(Reuters) - State Street Corp STT.N is nearing a deal to acquire General Electric Co’s (GE.N) $115 billion asset management business, according to people familiar with the matter, as the U.S. industrial conglomerate continues to shed unloved assets.
State Street, a Boston-based asset manager, has prevailed over other bidders, including Goldman Sachs Group Inc GS.N, for the business, and is now in the final stages of negotiating a deal with GE, the people said this week.
An agreement could come as early as this month and value GE’s asset management business at as much as $500 million, the people added, cautioning that the negotiations could still fall through.
The sources asked not to be identified because the negotiations are confidential.
“We have had a very high level of interest from potential acquirers of GE Asset Management (GEAM) in the market and the deal is progressing well. At this time, there is no public announcement about a buyer. Our original deal timeline remains on track, and we still expect to conclude our strategic evaluation this quarter,” GE said in statement.

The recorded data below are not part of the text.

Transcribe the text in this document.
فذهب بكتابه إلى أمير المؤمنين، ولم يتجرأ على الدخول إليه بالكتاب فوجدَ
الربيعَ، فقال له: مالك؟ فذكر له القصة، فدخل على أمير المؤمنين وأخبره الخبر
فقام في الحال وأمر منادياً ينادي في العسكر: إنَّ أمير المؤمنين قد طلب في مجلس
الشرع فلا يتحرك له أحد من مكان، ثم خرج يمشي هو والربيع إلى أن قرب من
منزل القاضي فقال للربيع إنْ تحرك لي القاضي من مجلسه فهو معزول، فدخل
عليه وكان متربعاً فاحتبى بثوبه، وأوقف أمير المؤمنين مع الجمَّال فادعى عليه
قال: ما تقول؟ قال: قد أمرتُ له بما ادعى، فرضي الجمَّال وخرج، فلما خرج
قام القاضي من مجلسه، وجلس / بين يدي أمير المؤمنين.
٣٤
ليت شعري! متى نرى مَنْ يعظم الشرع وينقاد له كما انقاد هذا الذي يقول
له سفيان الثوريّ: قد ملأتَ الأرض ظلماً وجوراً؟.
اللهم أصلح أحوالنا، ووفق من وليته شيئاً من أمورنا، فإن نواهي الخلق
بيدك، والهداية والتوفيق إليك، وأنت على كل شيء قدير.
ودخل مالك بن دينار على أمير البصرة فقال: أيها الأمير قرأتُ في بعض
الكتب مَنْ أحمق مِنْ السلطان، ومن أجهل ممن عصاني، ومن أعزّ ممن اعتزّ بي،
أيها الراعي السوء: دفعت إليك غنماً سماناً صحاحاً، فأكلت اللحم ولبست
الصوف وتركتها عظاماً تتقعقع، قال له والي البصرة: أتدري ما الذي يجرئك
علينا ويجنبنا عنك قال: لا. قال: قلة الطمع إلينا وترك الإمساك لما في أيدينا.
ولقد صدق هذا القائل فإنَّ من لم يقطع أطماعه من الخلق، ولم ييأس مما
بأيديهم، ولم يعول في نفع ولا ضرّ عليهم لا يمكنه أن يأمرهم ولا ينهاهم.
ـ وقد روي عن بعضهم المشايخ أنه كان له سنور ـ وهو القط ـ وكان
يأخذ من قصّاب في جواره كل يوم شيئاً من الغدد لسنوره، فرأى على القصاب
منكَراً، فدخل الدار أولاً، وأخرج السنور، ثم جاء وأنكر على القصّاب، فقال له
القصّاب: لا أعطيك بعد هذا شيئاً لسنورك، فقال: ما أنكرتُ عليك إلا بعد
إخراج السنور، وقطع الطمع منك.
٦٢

State Street did not respond to a request for comment, while Goldman Sachs declined to comment.
GE’s asset management arm managed $115 billion in assets as of June 30. It manages retirement plans for the vast majority of the company’s 130,000 U.S. employees, as well as assets for outside institutional investors including third-party retirement plans.
GE has said that proceeds from the transaction would be deposited into its pension trust, increasing assets used to pay GE pension plan benefits. The Fairfield, Connecticut-based company said in its latest annual report that the GE pension plan was underfunded by $15.8 billion at the end of last year, compared to $4.7 billion as of the end of 2013.
Assets in GE’s principal pension plans earned 5.9 percent in 2014, according to the report. The average return for the top 100 U.S. corporate pension plans was 10.9 percent in 2014, according to benefit consulting firm Milliman.
A deal for the asset management business would follow moves by GE to sell the vast majority of GE Capital, a separate $200 billion financing business, as it seeks to return to its industrial roots.
The acquisition would also provide a boost to State Steet, which has suffered from fund outflows. Net withdrawals among its long-term institutional clients totaled $100 billion in 2015. Meanwhile, total revenue in the fourth quarter of 2015 was $2.54 billion, a 3.3 percent decline from the year-earlier period.
State Street had $28 trillion in assets under custody and administration and $2 trillion in assets under management as of the end of December. It has a market capitalization of about $22 billion.